Collins, A. J.; Mashruwala, D.; Chivukula, V.; Kozak-Muiznieks, N. A.; Rishishwar, L.; Norris, E. T.; Willby, M. J.; Hamlin, J.; Overholt, W. A.

2026-03-23 bioinformatics
10.64898/2026.03.20.713011 bioRxiv
Show abstract

Sequence-based typing (SBT) via Sanger sequencing has been the standard for describing Legionella pneumophila relationships for two decades. SBT involves sequencing seven loci, identifying alleles using the United Kingdom Health Security Agency (UKHSA) database, and inferring the corresponding sequence type (ST). While similar SBT approaches for other organisms can be easily adapted to whole genome sequencing (WGS), L. pneumophila presents two known challenges for this adaptation: multiple copies of one locus (mompS) and extensive heterogeneity in a second locus (neuA/neuAh). Although several computational methods have been proposed to address these issues, a WGS-based replacement with equal resolution to traditional SBT has been elusive.
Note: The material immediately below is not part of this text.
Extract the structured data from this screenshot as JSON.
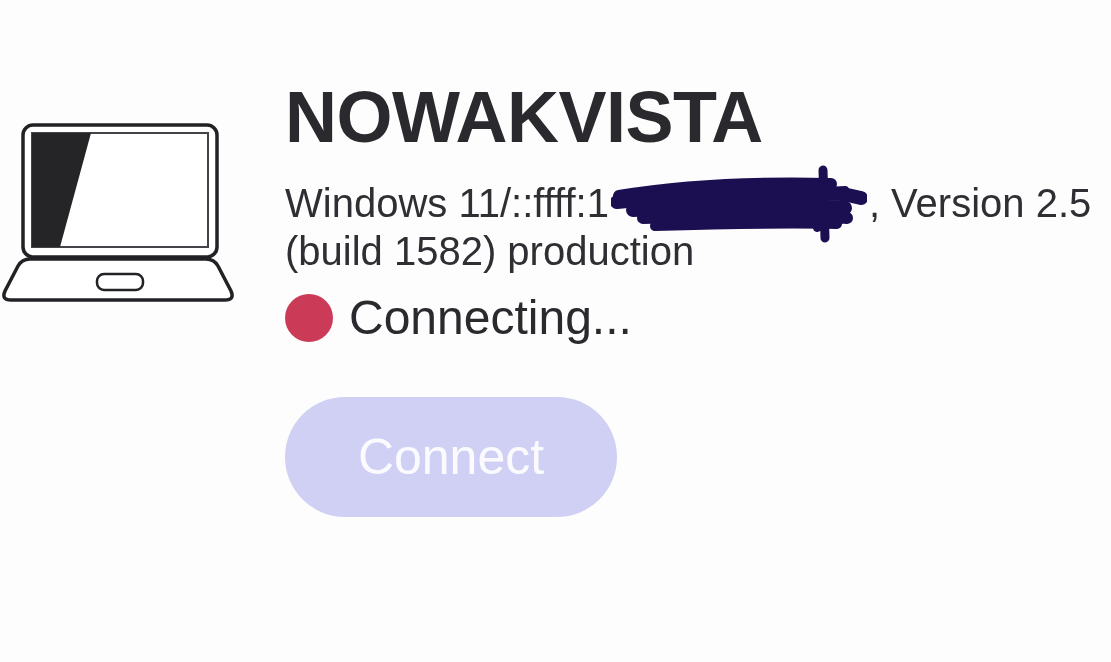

To address this gap, we developed el_gato (Epidemiology of Legionella: Genome-bAsed Typing; https://github.com/CDCgov/el_gato), which offers several advantages over existing methods: (1) a novel approach for resolving multiple mompS alleles identified in the same isolate, (2) the ability to capture diverse neuA/neuAh alleles, (3) fast runtime with an average of 27.7 seconds per sample, (4) easy installation via Bioconda or Docker and (5) an updated database as of March 2025. el_gato works with either paired-end short reads or genome assemblies, performing more accurately with paired-end short reads at least 250 base pairs (bp) in length. We compared el_gato against two other in silico SBT tools ("mompS", hereafter referred to as mompS tool and "legsta") using a dataset of 441 isolates with sequence types (STs) previously determined by Sanger-based sequencing. el_gato correctly identified the ST for 98.9% of the test isolates, compared to 95.2% for the mompS tool and 42.2% for legsta, demonstrating a significant improvement compared to the mompS tool (adjusted p = 1.06e-3) and legsta (adjusted p = 4.24e-55) in ST identification. Furthermore, el_gatos determination of ST was not significantly different from Sanger sequencing (adjusted p = 0.442). In summary, el_gato significantly improves in silico SBT and given its growing adoption, is poised to support the public health community.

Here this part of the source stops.